Olsen broke up laughing. When he regained his breath and wiped the tears from his eyes, he was asked where he had heard the story.

"A fellow in Philadelphia told it to me," he said.

We thought so—no one tells more stories knocking Philadelphia than a Philadelphian. But if a writer from Port Washington, N.Y., say, makes a disparaging remark about the City of Brotherly Love, Philadelphia throws off its oldtime lassitude and its peaceful Quaker tradition and rises in anger—as, more than once, we have found out. Some years ago we ran what we thought was a funny story about a handful of ultracheerful baseball players on an inferior Philly team. Nobody in Philadelphia thought it was funny. We did a story on the Eagles; in praising their gallant but futile stand against an obviously superior Giant team, we called them boys sent to do a man's job. That supposedly light touch landed like lead in Rittenhouse Square, and again our mail was loaded with passionate letters—the passion to destroy. We have done other stories on Philadelphia, and we often seem to touch an exposed nerve.

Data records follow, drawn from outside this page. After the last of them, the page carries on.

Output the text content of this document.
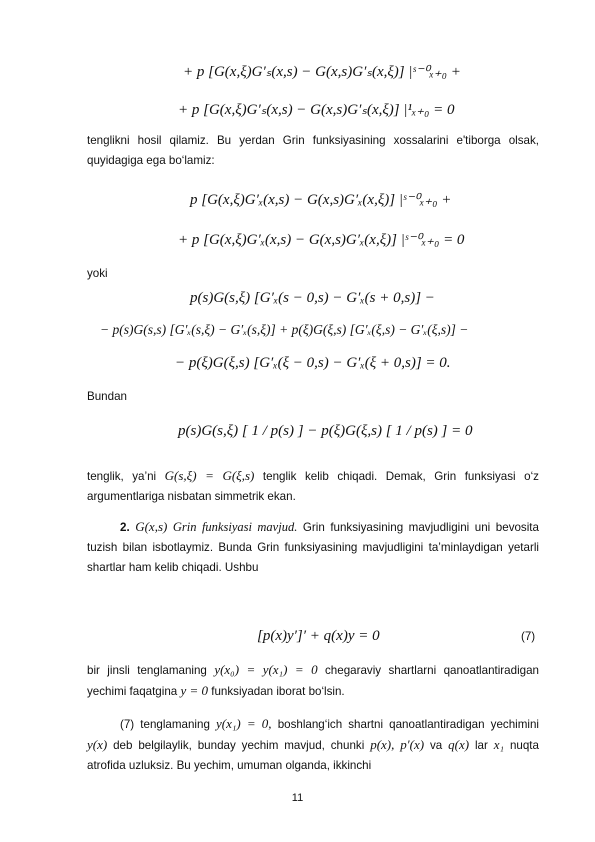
+ p [G(x,ξ)G′ₛ(x,s) − G(x,s)G′ₛ(x,ξ)] |ˢ⁻⁰ₓ₊₀ +
+ p [G(x,ξ)G′ₛ(x,s) − G(x,s)G′ₛ(x,ξ)] |¹ₓ₊₀ = 0

tenglikni hosil qilamiz. Bu yerdan Grin funksiyasining xossalarini e'tiborga olsak, quyidagiga ega bo‘lamiz:

p [G(x,ξ)G′ₓ(x,s) − G(x,s)G′ₓ(x,ξ)] |ˢ⁻⁰ₓ₊₀ +
+ p [G(x,ξ)G′ₓ(x,s) − G(x,s)G′ₓ(x,ξ)] |ˢ⁻⁰ₓ₊₀ = 0

yoki

p(s)G(s,ξ) [G′ₓ(s − 0,s) − G′ₓ(s + 0,s)] −
− p(s)G(s,s) [G′ₓ(s,ξ) − G′ₓ(s,ξ)] + p(ξ)G(ξ,s) [G′ₓ(ξ,s) − G′ₓ(ξ,s)] −
− p(ξ)G(ξ,s) [G′ₓ(ξ − 0,s) − G′ₓ(ξ + 0,s)] = 0.

Bundan

p(s)G(s,ξ) [ 1 / p(s) ] − p(ξ)G(ξ,s) [ 1 / p(s) ] = 0

tenglik, ya’ni G(s,ξ) = G(ξ,s) tenglik kelib chiqadi. Demak, Grin funksiyasi o‘z argumentlariga nisbatan simmetrik ekan.

2. G(x,s) Grin funksiyasi mavjud. Grin funksiyasining mavjudligini uni bevosita tuzish bilan isbotlaymiz. Bunda Grin funksiyasining mavjudligini ta’minlaydigan yetarli shartlar ham kelib chiqadi. Ushbu

[p(x)y′]′ + q(x)y = 0	(7)

bir jinsli tenglamaning y(x₀) = y(x₁) = 0 chegaraviy shartlarni qanoatlantiradigan yechimi faqatgina y = 0 funksiyadan iborat bo‘lsin.

(7) tenglamaning y(x₁) = 0, boshlang‘ich shartni qanoatlantiradigan yechimini y(x) deb belgilaylik, bunday yechim mavjud, chunki p(x), p′(x) va q(x) lar x₁ nuqta atrofida uzluksiz. Bu yechim, umuman olganda, ikkinchi

11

All this is to caution Philadelphia readers about the story on the Phillies in this issue. We like the Phillies. We admire them. We are secretly rooting for them. To be sure that our story on them would be a masterpiece of writing, reporting and affection we sent Jack Olsen to do it. Olsen's background is rich in Philadelphia baseball. His father managed semipro baseball teams in Philadelphia years ago at the first night-baseball park in the city. "There were always ballplayers around our house when I was a kid," Olsen says. "Men like Howard Ehmke, George Earnshaw and Herb Pennock. Most of them were from the Athletics. In those days there weren't many Phillies that you'd want around the house. When the A's players retired, they'd usually have enough energy left to play a few games for one of my old man's teams. But when the Phillies' players were through, they were through. They'd slink back home and never be heard from again."

Olsen is not only from Philadelphia, he is from Upper Darby, which to us sounds about as Philadelphian as you can get. If, despite all precautions, something in the story knocks something sacred to supersensitive Philadelphians, please don't blame us. Blame Upper Darby.